Kings’ high school league ready for takeoff
The passion and pageantry of high school sports is what makes the prep game so appealing.
Eight years into the experiment, the Anaheim Ducks are happy to say that a high school hockey league can flourish in Southern California.
Now, the Los Angeles Kings are joining the fray. The organization is starting its own league, which will comprise eight teams in its inaugural season.
Kings alumnus and broadcaster Jim Fox will serve as the league’s commissioner. He’s thrilled the Kings will be able to help kids and teens continue to play the game through their high school years.
“We feel very passionate about our sport,” Fox said. “When you combine that with the passion of high school sports, I think you have a perfect match.”
Fox called the high school league unique in that it’s the first time the Kings have offered a program that will not be teaching the game. The organization has made efforts to develop the game in the community through projects such as the “Lil’ Kings” program.
The league’s teams will be stationed from South Los Angeles County to Bakersfield in Kern County, providing opportunities for a wide range of young players within the team’s fan base to participate in hockey with their friends.
Earlier this month, the Kings celebrated a momentous day for their high school hockey league when the club unveiled the jerseys for their original eight teams.
“I think it’s an important day for us,” said Fox, noting that the tangibility of the jerseys sends a message to the community that the league is here to stay. “I think that is a big, big part to get people to see that the league actually exists. I think that will gain even more attention.”
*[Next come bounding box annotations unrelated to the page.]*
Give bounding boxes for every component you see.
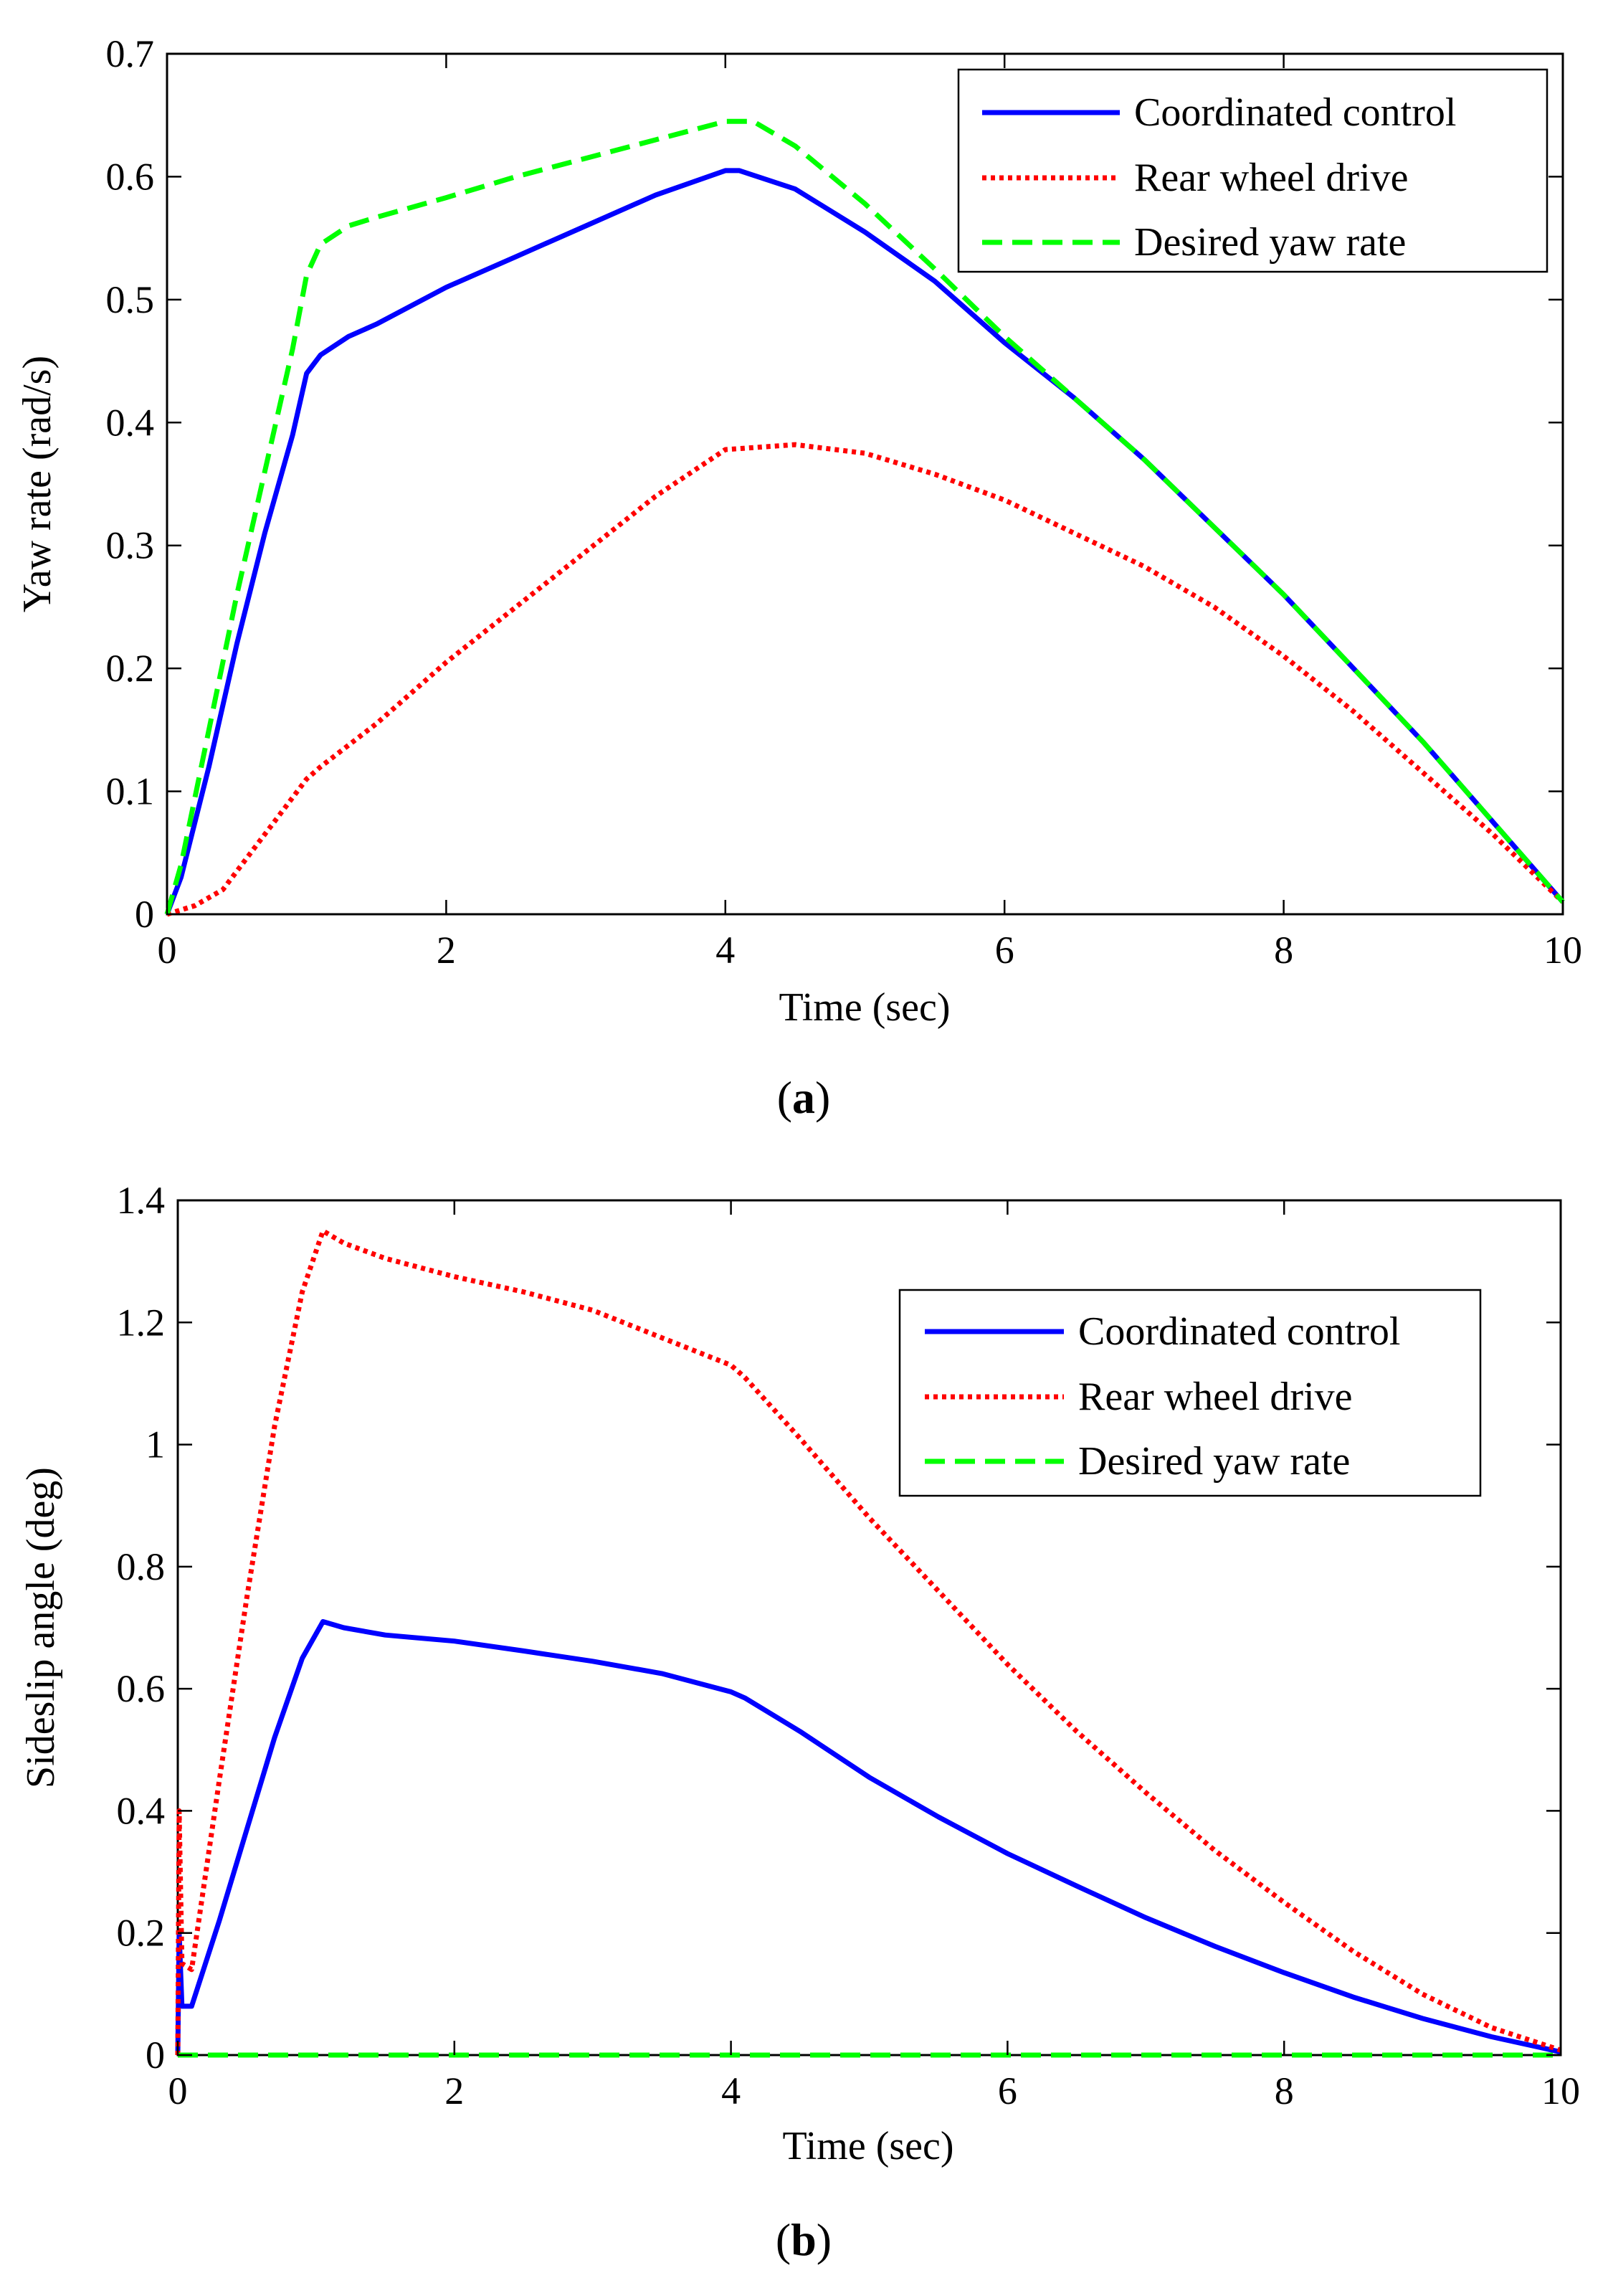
chart-a-series-desired [164,118,1565,915]
chart-a: 0 2 4 6 8 10 0 0.1 0.2 0.3 0.4 0.5 0.6 0.7 Time (sec)… [15,32,1582,1123]
chart-b-x-tick-label: 0 [168,2069,188,2112]
chart-a-series-group [164,118,1565,917]
chart-b-series-rear [175,1228,1562,2056]
chart-b-y-tick-label: 0 [146,2034,165,2077]
chart-a-y-tick-label: 0.5 [106,278,155,321]
chart-b-x-tick-label: 10 [1541,2069,1580,2112]
chart-b-y-tick-label: 0.2 [117,1912,166,1955]
chart-a-x-tick-label: 10 [1543,929,1582,972]
chart-a-x-tick-label: 0 [158,929,177,972]
chart-a-y-tick-label: 0.4 [106,401,155,444]
chart-a-y-tick-label: 0 [135,893,154,936]
chart-b-ticks: 0 2 4 6 8 10 0 0.2 0.4 0.6 0.8 1 1.2 1.4 [117,1179,1581,2112]
chart-b-caption-letter: b [791,2214,817,2265]
chart-b-y-tick-label: 0.8 [117,1545,166,1588]
chart-a-y-tick-label: 0.1 [106,770,155,813]
chart-a-x-tick-label: 6 [995,929,1014,972]
chart-a-ticks: 0 2 4 6 8 10 0 0.1 0.2 0.3 0.4 0.5 0.6 0.7 [106,32,1583,972]
chart-a-legend-box [957,68,1548,273]
chart-b: 0 2 4 6 8 10 0 0.2 0.4 0.6 0.8 1 1.2 1.4 Time (sec) S… [19,1179,1580,2265]
chart-a-caption: (a) [777,1072,831,1123]
chart-a-x-axis-label: Time (sec) [779,985,950,1030]
chart-b-y-tick-label: 1 [146,1423,165,1466]
chart-a-legend-label-desired: Desired yaw rate [1134,220,1406,265]
chart-a-legend-label-coordinated: Coordinated control [1134,90,1456,135]
chart-a-y-axis-label: Yaw rate (rad/s) [15,356,60,612]
chart-a-legend-label-rear: Rear wheel drive [1134,156,1408,200]
chart-a-x-tick-label: 2 [437,929,456,972]
chart-a-y-tick-label: 0.6 [106,155,155,198]
chart-a-y-tick-label: 0.3 [106,524,155,567]
chart-b-legend-label-desired: Desired yaw rate [1078,1439,1350,1484]
chart-b-x-tick-label: 8 [1275,2069,1294,2112]
chart-b-legend-label-coordinated: Coordinated control [1078,1309,1400,1354]
chart-b-x-tick-label: 4 [721,2069,741,2112]
chart-b-x-tick-label: 6 [998,2069,1017,2112]
chart-b-x-axis-label: Time (sec) [782,2124,953,2168]
chart-b-y-tick-label: 0.4 [117,1789,166,1832]
chart-b-y-axis-label: Sideslip angle (deg) [19,1467,63,1788]
chart-a-y-tick-label: 0.7 [106,32,155,75]
chart-b-caption: (b) [776,2214,832,2265]
chart-a-series-coordinated [164,168,1565,916]
chart-b-series-group [175,1228,1562,2058]
chart-a-series-rear [166,442,1565,917]
chart-a-x-tick-label: 8 [1274,929,1293,972]
chart-b-x-tick-label: 2 [444,2069,464,2112]
chart-b-y-tick-label: 1.2 [117,1301,166,1344]
chart-b-series-coordinated [175,1619,1561,2056]
chart-b-y-tick-label: 1.4 [117,1179,166,1222]
chart-b-legend-label-rear: Rear wheel drive [1078,1375,1352,1419]
chart-a-y-tick-label: 0.2 [106,647,155,690]
chart-b-legend: Coordinated control Rear wheel drive Des… [898,1289,1482,1497]
chart-a-x-tick-label: 4 [715,929,735,972]
chart-a-caption-letter: a [792,1072,815,1123]
chart-b-y-tick-label: 0.6 [117,1667,166,1710]
chart-a-legend: Coordinated control Rear wheel drive Des… [957,68,1548,273]
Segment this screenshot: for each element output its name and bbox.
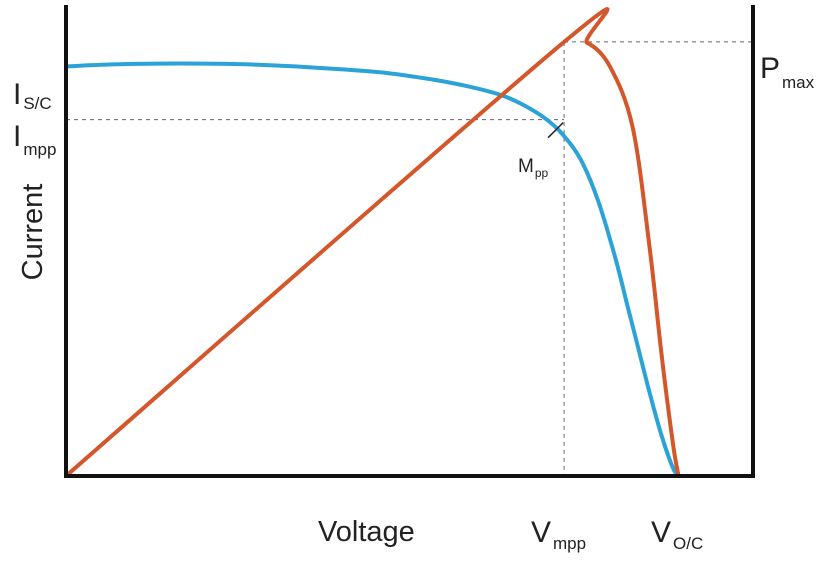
isc-label: I S/C xyxy=(13,78,52,113)
mpp-label: Mpp xyxy=(518,156,549,180)
voc-label: V O/C xyxy=(651,516,703,553)
mpp-pointer xyxy=(547,122,564,139)
current-curve xyxy=(64,61,681,478)
power-curve xyxy=(64,7,681,478)
y-axis-label: Current xyxy=(17,184,49,281)
x-axis-label: Voltage xyxy=(318,516,415,548)
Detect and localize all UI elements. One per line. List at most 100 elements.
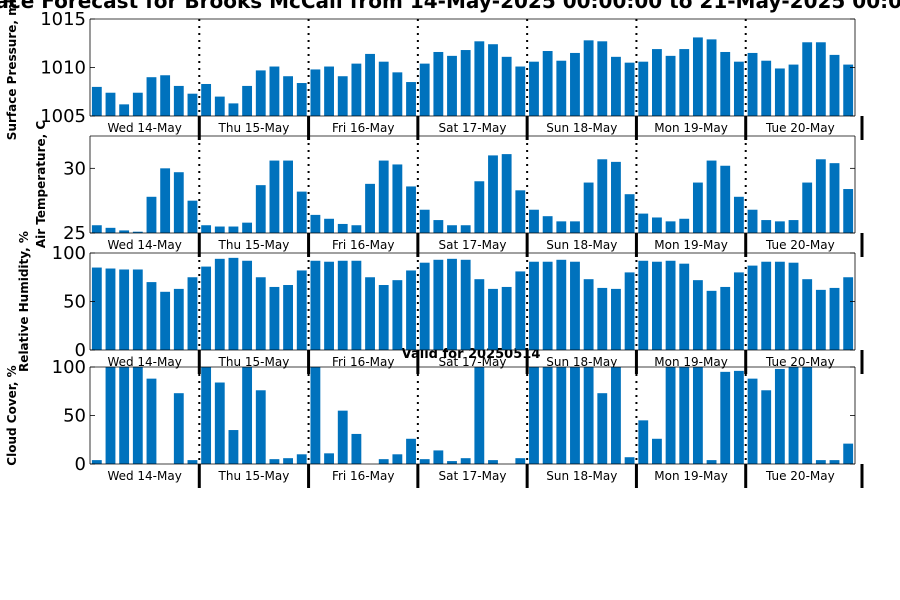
bar xyxy=(665,260,676,350)
bar xyxy=(460,259,471,350)
bar xyxy=(173,393,184,464)
bar xyxy=(720,51,731,117)
day-label: Mon 19-May xyxy=(654,121,728,135)
bar xyxy=(761,60,772,116)
bar xyxy=(611,56,621,116)
bar xyxy=(706,460,717,464)
bar xyxy=(242,85,253,116)
bar xyxy=(597,287,608,350)
bar xyxy=(720,371,731,464)
bar xyxy=(802,367,813,464)
bar xyxy=(570,367,580,464)
bar xyxy=(774,68,785,116)
bar xyxy=(105,268,116,350)
y-tick-label: 0 xyxy=(75,454,86,475)
bar xyxy=(761,390,772,464)
bar xyxy=(392,280,403,350)
bar xyxy=(706,39,717,117)
bar xyxy=(611,288,621,350)
bar xyxy=(774,368,785,464)
bar xyxy=(187,460,198,464)
bar xyxy=(283,458,293,464)
bar xyxy=(146,77,157,116)
bar xyxy=(132,92,143,116)
bar xyxy=(187,93,198,116)
bar xyxy=(228,103,239,116)
bar xyxy=(214,258,225,350)
bar xyxy=(815,289,826,350)
bar xyxy=(815,159,826,233)
bar xyxy=(310,367,321,464)
bar xyxy=(515,458,526,464)
bar xyxy=(119,230,130,233)
bar xyxy=(556,60,567,116)
panel-3: 0 50 100 Wed 14-May Thu 15-May Fri 16-May Sat … xyxy=(17,231,864,374)
y-tick-label: 1015 xyxy=(40,9,86,30)
bar xyxy=(829,54,840,116)
bar xyxy=(706,290,717,350)
bar xyxy=(542,367,553,464)
bar xyxy=(556,221,567,233)
bar xyxy=(747,209,758,233)
bar xyxy=(296,270,307,350)
bar xyxy=(378,160,389,233)
bar xyxy=(474,367,485,464)
bar xyxy=(460,225,471,233)
bar xyxy=(392,454,403,464)
day-label: Tue 20-May xyxy=(765,469,835,483)
bar xyxy=(310,260,321,350)
bar xyxy=(624,272,635,350)
bar xyxy=(638,420,649,464)
day-label: Sat 17-May xyxy=(439,121,507,135)
y-tick-label: 50 xyxy=(63,406,86,427)
y-axis-label: Cloud Cover, % xyxy=(5,365,19,465)
bar xyxy=(488,460,498,464)
bar xyxy=(187,277,198,350)
day-label: Wed 14-May xyxy=(107,355,181,369)
chart-title: Surface Forecast for Brooks McCall from … xyxy=(0,0,900,13)
bar xyxy=(105,227,116,233)
bar xyxy=(105,367,116,464)
bar xyxy=(624,194,635,233)
bar xyxy=(747,265,758,350)
bar xyxy=(173,288,184,350)
bar xyxy=(624,457,635,464)
y-axis-label: Relative Humidity, % xyxy=(17,231,31,372)
bar xyxy=(488,155,498,233)
bar xyxy=(160,168,171,233)
bar xyxy=(802,279,813,350)
bar xyxy=(378,61,389,116)
bar xyxy=(214,96,225,116)
bar xyxy=(201,367,212,464)
day-label: Thu 15-May xyxy=(218,355,290,369)
bar xyxy=(406,186,416,233)
bar xyxy=(91,225,102,233)
day-label: Fri 16-May xyxy=(332,121,395,135)
bar xyxy=(447,225,457,233)
bar xyxy=(406,82,416,116)
bar xyxy=(679,218,690,233)
bar xyxy=(337,76,348,116)
y-axis-label: Air Temperature, C xyxy=(34,121,48,249)
bar xyxy=(802,42,813,116)
y-tick-label: 30 xyxy=(63,158,86,179)
bar xyxy=(91,267,102,350)
bar xyxy=(283,285,293,350)
bar xyxy=(624,62,635,116)
bar xyxy=(447,55,457,116)
bar xyxy=(269,286,280,350)
bar xyxy=(228,226,239,233)
bar xyxy=(570,221,580,233)
y-tick-label: 100 xyxy=(52,357,86,378)
bar xyxy=(597,393,608,464)
day-label: Fri 16-May xyxy=(332,355,395,369)
bar xyxy=(570,261,580,350)
bar xyxy=(474,279,485,350)
bar xyxy=(843,64,854,116)
bar xyxy=(501,154,512,233)
bar xyxy=(296,454,307,464)
bar xyxy=(556,259,567,350)
bar xyxy=(774,261,785,350)
bar xyxy=(474,41,485,117)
This year, West Ranch High of Santa Clarita will be the only Pure team in the league (Pure rosters are those that are composed of student-athletes from a single school).
Chris LeCornu will coach a very young and enthusiastic Wildcats roster in the team’s first campaign.
“I’m really excited,” he said. “We’re striving to develop longevity in the program.
“We’ve got a ton of freshmen and sophomore players, all of whom have a desire to work hard, play together, and build this program.”
As a kid growing up in California, LeCornu learned the game on roller blades. He moved to Vermont to face a higher level of competition on ice before playing collegiately for the University of Denver’s American Collegiate Hockey Association program.
Now, California’s hockey prospects have more options they can turn to. Players were used to competing based off their age group. The establishment of high school hockey is another indicator of the game’s growing popularity in the state.
Chris Crotty, the Kings’ director of hockey development, believes bringing the game to high schools provides additional benefits.
“It’s something we think is going to help the growth of the sport,” he said. “When you have kids playing for their high schools, you don’t have teams fighting over players.”
“Basically, the only thing you have left in high school is players fighting over positions on the team. (They’re competing) to be on the varsity team, to be a starter in the game, or to be on the top line.”
The Kings have plans for expansion down the line. Crotty says the organization is targeting goals of four Pure teams for Season 2, and eventually, a 10-team, Pure varsity division.
That West Ranch represents the only Pure team in the Kings’ league is just one of the similarities to the league started by the Ducks, who launched their high school hockey effort with one team in JSerra back in 2008.
Crotty sees the two leagues working together for years to come.
“We were working with the Ducks on this project,” he said. “We’re actually looking to create a North Division to their South Division. Down the road, we want to have a championship between the two leagues. We want to have all-star games between the two leagues, too.”